What Nephi sees is not “just” genocide, but, more seriously, apostasy. The believers will dwindle; but some of the Lehites, descendants of Joseph, will continue to survive till the latter days: “After my seed and the seed of my brethren shall have dwindled in unbelief, and shall have been smitten by the Gentiles; yea, after the Lord God shall have camped against them round about, and shall have laid siege against them with a mount, and raised forts against them; and after they shall have been brought down low in the dust, even that they are not, yet the words of the righteous shall be written, and the prayers of the faithful shall be heard, and all those who have dwindled in unbelief shall not be forgotten” (2 Ne. 26:15).
Nephi sees that remnants of both the Nephite and Lamanite lineages will survive into the last days. Thus, although we typically describe the Book of Mormon as ending with Nephite annihilation, Nephi meant that the society and culture would be destroyed but that a lineal connection to Joseph would endure.

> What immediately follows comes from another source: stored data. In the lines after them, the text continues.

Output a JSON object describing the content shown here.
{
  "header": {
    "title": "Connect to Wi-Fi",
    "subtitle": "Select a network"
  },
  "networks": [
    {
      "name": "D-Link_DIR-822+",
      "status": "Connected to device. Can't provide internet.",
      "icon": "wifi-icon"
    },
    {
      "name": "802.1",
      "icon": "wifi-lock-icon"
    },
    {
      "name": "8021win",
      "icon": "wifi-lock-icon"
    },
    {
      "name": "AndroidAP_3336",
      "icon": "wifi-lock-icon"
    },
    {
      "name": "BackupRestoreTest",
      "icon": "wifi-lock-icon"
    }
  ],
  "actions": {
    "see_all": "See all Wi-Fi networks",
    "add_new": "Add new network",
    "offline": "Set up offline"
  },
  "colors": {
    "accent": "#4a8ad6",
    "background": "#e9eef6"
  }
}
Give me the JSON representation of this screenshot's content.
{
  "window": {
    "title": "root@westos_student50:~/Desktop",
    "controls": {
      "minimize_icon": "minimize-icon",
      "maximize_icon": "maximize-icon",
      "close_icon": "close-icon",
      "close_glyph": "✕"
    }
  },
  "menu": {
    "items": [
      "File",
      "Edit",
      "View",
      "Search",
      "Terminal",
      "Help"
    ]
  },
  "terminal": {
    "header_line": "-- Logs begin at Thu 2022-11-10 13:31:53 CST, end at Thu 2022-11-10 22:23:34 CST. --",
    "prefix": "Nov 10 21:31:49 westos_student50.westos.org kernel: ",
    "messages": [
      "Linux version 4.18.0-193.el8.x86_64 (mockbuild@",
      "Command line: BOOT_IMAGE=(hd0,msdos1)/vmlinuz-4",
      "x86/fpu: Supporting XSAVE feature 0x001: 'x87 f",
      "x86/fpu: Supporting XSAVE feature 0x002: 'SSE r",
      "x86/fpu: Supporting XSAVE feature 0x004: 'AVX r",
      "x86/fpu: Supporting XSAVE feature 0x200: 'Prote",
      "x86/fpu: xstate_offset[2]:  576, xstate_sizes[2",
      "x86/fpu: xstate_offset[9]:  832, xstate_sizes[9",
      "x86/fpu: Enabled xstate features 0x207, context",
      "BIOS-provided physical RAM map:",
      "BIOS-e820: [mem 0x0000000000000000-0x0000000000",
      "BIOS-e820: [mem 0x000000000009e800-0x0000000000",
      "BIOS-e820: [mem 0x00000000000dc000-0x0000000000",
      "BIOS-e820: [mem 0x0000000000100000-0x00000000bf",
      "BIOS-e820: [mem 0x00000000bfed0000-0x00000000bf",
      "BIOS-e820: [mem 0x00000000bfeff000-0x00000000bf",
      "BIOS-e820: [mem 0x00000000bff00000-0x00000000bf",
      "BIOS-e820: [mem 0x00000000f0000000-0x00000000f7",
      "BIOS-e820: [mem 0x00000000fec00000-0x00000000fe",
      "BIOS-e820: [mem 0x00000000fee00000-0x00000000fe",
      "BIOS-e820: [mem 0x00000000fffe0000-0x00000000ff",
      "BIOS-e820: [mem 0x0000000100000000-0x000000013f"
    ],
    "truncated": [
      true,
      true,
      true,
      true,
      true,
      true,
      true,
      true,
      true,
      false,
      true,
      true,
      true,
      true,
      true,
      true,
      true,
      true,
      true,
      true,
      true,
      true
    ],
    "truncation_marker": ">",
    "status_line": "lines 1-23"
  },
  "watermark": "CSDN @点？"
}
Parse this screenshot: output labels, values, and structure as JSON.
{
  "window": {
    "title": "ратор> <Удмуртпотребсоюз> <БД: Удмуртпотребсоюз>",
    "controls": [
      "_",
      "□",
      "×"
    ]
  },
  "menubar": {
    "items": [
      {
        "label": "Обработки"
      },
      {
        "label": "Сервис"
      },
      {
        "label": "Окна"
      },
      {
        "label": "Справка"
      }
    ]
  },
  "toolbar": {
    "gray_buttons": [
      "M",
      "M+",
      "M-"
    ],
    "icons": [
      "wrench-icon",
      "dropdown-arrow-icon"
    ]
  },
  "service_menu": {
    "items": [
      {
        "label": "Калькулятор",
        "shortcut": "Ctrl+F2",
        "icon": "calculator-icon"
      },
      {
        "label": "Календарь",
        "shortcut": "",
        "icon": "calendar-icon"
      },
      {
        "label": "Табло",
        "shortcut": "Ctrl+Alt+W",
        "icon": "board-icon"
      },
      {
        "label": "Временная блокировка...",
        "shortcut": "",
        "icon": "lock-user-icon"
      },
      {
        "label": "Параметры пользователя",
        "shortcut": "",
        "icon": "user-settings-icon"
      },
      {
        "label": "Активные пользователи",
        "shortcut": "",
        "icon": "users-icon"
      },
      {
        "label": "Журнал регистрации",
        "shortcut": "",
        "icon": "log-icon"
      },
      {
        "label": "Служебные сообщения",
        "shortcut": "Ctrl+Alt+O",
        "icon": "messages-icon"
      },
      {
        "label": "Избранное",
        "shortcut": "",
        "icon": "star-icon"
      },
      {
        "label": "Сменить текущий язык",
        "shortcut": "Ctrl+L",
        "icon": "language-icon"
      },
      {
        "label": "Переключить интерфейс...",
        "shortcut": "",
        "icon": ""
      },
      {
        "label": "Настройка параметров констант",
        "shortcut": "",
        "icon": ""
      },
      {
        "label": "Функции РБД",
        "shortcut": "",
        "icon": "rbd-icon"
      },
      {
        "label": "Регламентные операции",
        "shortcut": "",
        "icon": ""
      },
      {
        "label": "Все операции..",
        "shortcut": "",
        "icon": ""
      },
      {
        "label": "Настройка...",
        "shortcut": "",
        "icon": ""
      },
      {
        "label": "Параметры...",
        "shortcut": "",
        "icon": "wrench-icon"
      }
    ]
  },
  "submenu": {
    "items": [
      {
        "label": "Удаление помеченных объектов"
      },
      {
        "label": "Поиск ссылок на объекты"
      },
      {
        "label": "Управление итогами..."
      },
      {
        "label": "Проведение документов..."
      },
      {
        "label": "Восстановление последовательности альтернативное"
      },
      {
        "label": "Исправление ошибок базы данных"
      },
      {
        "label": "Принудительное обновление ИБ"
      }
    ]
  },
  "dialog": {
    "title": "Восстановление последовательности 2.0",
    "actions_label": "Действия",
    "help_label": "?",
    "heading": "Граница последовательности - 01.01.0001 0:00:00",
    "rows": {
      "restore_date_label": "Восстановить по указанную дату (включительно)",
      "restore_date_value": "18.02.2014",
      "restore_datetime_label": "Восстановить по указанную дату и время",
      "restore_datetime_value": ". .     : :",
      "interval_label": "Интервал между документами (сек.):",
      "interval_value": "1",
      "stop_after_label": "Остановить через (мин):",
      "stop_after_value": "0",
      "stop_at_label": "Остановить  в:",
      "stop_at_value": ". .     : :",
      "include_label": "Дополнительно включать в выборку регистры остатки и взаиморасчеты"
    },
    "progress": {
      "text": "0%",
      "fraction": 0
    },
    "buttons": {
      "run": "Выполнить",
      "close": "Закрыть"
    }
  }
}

This answer about what Nephi meant by “the seed of Joseph,” however, raises other questions. While the surviving inhabitants may be seen as Joseph’s seed, how will passing the text from generation to generation effect their preservation? The text, buried in Cumorah while the Gentiles were pressing the Indians relentlessly, was no longer being transmitted physically. The answer is that Nephi is not concerned about the seed of Joseph’s physical preservation but their eternal preservation, which will be effected through their faith in the Messiah. Because Nephi sees the physical remnant before his written testimony comes among them, he must mean this prophecy in its spiritual rather than physical sense.